At the end of the review, Mr. Wise faults mostly himself for getting stung, telling me that he did not see himself in a strong negotiating position; a mammoth lawsuit was at his door. In fact, law firms salivate for interesting legal work that can produce $1,000,000 of business in the course of the year! He now concurs that the negotiated retention agreement is a critical document, not only for the provisions it contains, but also for the way in which it structures the relationship between client and counselor.
In discussing the negotiating process, he says that he and his general counsel might have happily agreed to provisions that I or others might be more likely to resist-such as specified conditions for a premium or a discount on fees. He has been stunned by the obvious! A contract between client and counselor (whether it be oral or written, signed or unsigned) should be addressed with knowledgeable eyes on both sides and negotiated with mutual business and fiscal considerations in mind.
Ultimately, the firm volunteered to reduce its fees for the litigation by 10%. It proved to be a savvy move by the key partner who had so impressed Messrs. Wise and Foreman the first go round. The firm is currently acting for the company in a major transaction.
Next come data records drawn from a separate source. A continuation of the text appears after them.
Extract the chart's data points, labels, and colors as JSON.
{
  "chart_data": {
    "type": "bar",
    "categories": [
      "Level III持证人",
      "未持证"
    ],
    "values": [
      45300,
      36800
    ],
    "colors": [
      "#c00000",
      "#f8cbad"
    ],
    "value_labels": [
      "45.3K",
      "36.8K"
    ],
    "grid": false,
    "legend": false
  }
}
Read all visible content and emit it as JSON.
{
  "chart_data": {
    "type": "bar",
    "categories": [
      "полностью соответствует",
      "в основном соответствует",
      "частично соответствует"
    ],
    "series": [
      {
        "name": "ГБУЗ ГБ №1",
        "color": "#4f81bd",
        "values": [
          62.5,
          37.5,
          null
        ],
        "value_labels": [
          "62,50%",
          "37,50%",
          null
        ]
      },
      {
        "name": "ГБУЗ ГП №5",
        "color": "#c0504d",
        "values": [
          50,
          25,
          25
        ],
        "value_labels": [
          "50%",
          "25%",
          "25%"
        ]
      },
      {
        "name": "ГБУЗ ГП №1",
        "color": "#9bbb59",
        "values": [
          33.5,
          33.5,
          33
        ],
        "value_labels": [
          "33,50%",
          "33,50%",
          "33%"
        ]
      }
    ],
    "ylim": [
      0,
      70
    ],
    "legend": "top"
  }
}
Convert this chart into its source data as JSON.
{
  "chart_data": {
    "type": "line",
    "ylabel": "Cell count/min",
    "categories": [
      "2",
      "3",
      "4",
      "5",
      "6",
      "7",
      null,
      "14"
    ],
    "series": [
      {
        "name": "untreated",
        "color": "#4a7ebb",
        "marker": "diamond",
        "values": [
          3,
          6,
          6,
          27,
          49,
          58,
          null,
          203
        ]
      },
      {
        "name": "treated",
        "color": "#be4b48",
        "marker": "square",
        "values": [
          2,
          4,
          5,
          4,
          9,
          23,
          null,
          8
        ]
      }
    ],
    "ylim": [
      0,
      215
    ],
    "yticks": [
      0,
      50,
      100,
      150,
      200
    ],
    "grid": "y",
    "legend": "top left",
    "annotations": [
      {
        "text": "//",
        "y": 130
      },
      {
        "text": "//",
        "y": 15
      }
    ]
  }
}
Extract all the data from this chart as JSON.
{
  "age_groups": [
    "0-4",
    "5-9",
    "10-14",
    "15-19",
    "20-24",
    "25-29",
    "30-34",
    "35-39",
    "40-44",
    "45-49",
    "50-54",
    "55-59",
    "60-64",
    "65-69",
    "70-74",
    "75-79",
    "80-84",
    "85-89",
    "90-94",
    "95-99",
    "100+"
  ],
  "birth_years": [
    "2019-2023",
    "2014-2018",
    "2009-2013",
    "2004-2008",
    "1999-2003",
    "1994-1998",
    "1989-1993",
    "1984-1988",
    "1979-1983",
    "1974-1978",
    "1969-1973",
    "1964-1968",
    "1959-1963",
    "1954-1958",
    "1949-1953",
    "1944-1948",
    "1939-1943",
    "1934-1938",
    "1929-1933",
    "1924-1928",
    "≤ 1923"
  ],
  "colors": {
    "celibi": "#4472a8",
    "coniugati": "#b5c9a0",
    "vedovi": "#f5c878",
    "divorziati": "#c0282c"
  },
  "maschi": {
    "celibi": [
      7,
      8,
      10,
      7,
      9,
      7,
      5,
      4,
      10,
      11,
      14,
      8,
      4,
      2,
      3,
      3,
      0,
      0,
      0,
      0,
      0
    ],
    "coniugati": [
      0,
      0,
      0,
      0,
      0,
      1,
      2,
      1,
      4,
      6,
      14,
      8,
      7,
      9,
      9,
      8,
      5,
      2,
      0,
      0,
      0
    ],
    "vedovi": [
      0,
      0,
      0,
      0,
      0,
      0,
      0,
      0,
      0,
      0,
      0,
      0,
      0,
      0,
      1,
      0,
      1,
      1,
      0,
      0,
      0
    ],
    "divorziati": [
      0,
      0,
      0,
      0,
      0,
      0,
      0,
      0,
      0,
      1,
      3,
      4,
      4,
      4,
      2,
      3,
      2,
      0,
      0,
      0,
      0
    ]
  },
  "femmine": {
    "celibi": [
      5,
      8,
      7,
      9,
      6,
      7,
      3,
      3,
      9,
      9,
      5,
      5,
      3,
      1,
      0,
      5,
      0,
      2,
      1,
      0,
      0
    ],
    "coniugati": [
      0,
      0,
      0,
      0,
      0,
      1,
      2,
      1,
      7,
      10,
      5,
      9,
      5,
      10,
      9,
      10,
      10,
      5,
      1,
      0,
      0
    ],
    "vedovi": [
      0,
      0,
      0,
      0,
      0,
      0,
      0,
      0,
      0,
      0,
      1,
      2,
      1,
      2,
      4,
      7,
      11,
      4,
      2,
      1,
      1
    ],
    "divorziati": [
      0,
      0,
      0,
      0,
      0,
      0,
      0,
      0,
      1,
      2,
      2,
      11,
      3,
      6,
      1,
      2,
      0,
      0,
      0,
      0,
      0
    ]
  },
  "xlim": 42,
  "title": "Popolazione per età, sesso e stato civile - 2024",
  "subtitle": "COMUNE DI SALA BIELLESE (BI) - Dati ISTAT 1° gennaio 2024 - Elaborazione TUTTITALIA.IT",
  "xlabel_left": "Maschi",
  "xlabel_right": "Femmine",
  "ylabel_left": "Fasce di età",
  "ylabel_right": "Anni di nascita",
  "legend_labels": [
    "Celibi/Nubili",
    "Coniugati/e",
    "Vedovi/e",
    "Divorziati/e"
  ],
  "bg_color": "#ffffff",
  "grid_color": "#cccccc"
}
The re-negotiated retention agreement should give Mr. Wise and Mr. Foreman a good bang for the buck and the firm a healthy profit from an efficiently managed matter.
Here are some pointers that were applied to the re-negotiated retention letter:
1) Include a statement that reinforces American Bar Association rules and legal requirements of a law firm to make “reasonable” fee charges and holds the law firm’s feet to the fire with respect to cost-effective management of the work.
2) Insure that the law firm sets forth the legal issues to be addressed and the scope of the matter in clear layman language that fully comports to your understanding.
3) Require advance notice and/or authorization for billing rate increases prior to commencement of work at the increased rate and a cap on the percentage increase in a given year.
4) Ask for the lowest billing rate offered to standard commercial clients and for billing in time increments of six minutes.
5) Insist upon monthly bills, appropriate summaries (as advised by your accounting department), and clear information regarding personnel, and their individual rates.
6) Obtain bills that are broken out by matter with task-based billing descriptions (free of bundled tasks to the extent practicable).
7) Ask for notification of additions and deletions to your legal team and an opportunity to approve timekeepers who are regularly assigned to your work.
8) Offer your own policy statement for reimbursement of expenses, paying special attention to the difference between a law firm’s expenses and allocable charges.
A retention agreement that reflects a mutually advantageous deal-with sufficient detail to insure an accurate and complete understanding between the parties- is the one most likely to work, long- term.
*The names of the parties have been changed for the purpose of confidentiality.